Input to system 10 further comprises a dictionary 245. Dictionary 245 comprises a set of stop words, uninteresting or “noisy” phrases, compound phrases, compound tokens, expansions for abbreviations, and grammar rules. Stop words comprise articles such as “the”, prepositions such as “at, pronouns such as “he”, and other commonly used words that do not add meaning to a phrase. “Noisy” phrases comprise terms such as “copyrighted” or “all rights reserved” that are common on web pages. Compound phrases represent word groupings that are considered to represent a single word meaning. The compound tokens are associated with the compound phrases. In one embodiment, the compound tokens comprise two binary token attributes: use-as-single-token and use-as-delimiter.


Output of system 10 is a set of selected phrases 250, the k most interesting phrases ranked according to a count of occurrence in the corpus. For a corpus 240 that comprises time-varying content, the k most interesting phrases are ranked according to a frequency of occurrence relative to a historical frequency.


The tokenizer 205 preprocesses each input document, generating tokens and expanding abbreviations. A token is a set of characters identified, for example, by white space separation in text. The token combiner 210 uses input from dictionary 245 to combine a set of tokens into a single compound token. For example, the token combiner 210 applies rules based on capitalization to find and combine proper names. The token combiner 210 further combines tokens that correspond to references in dictionary 245 into a single compound token.


The N-token phrase counter 215 considers every possible sequence of up to N consecutive tokens occurring in the text. Anchor phrases are treated as delimiters; sets of consecutive tokens in a selected N-token phrase do not cross over the anchor phrase. System 10 determines phrases around, but not including, the anchor phrase. Compound tokens identified by the token combiner 210 can be used as delimiters or considered as one token. For each N-token phrase considered, the N-token phrase counter 215 accumulates an occurrence count in an N-token phrase count, provided the considered N-token phrase satisfies certain constraints.

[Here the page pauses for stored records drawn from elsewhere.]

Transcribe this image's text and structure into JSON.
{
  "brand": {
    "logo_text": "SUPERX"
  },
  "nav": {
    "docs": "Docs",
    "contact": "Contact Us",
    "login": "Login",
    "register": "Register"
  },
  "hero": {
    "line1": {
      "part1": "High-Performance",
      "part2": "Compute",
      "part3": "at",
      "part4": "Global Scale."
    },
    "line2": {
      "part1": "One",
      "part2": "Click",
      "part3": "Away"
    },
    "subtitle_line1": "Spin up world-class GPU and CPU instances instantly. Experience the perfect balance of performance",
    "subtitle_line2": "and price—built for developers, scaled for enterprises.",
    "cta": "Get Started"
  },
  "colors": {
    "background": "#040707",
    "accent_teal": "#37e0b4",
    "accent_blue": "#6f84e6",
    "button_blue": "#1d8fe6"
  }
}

The pruner 220 applies an initial threshold to eliminate infrequently occurring phrases and to dispose of apparent unlikely phrases. The merger 225 merges overlapping phrases. The count adjustor 235 adjusts N-token phrase counts to account for sub-phrases of N-token phrases, plurals, and possessives. The pruner 220 identifies a set of selected phrases by applying thresholds to the N-token phrase counts, rejecting N-token phrases with occurrence counts that are too low or too high to be of interest. The phrase selector 235 should just pick the top k phrases based on different criterion in different cases: adjusted counts in no-anchor static corpus (e.g., local counts or global counts) in with-anchor static corpus; c/Cn in time-varying no-anchor corpus; and f/fn in time-varying with-anchor corpus.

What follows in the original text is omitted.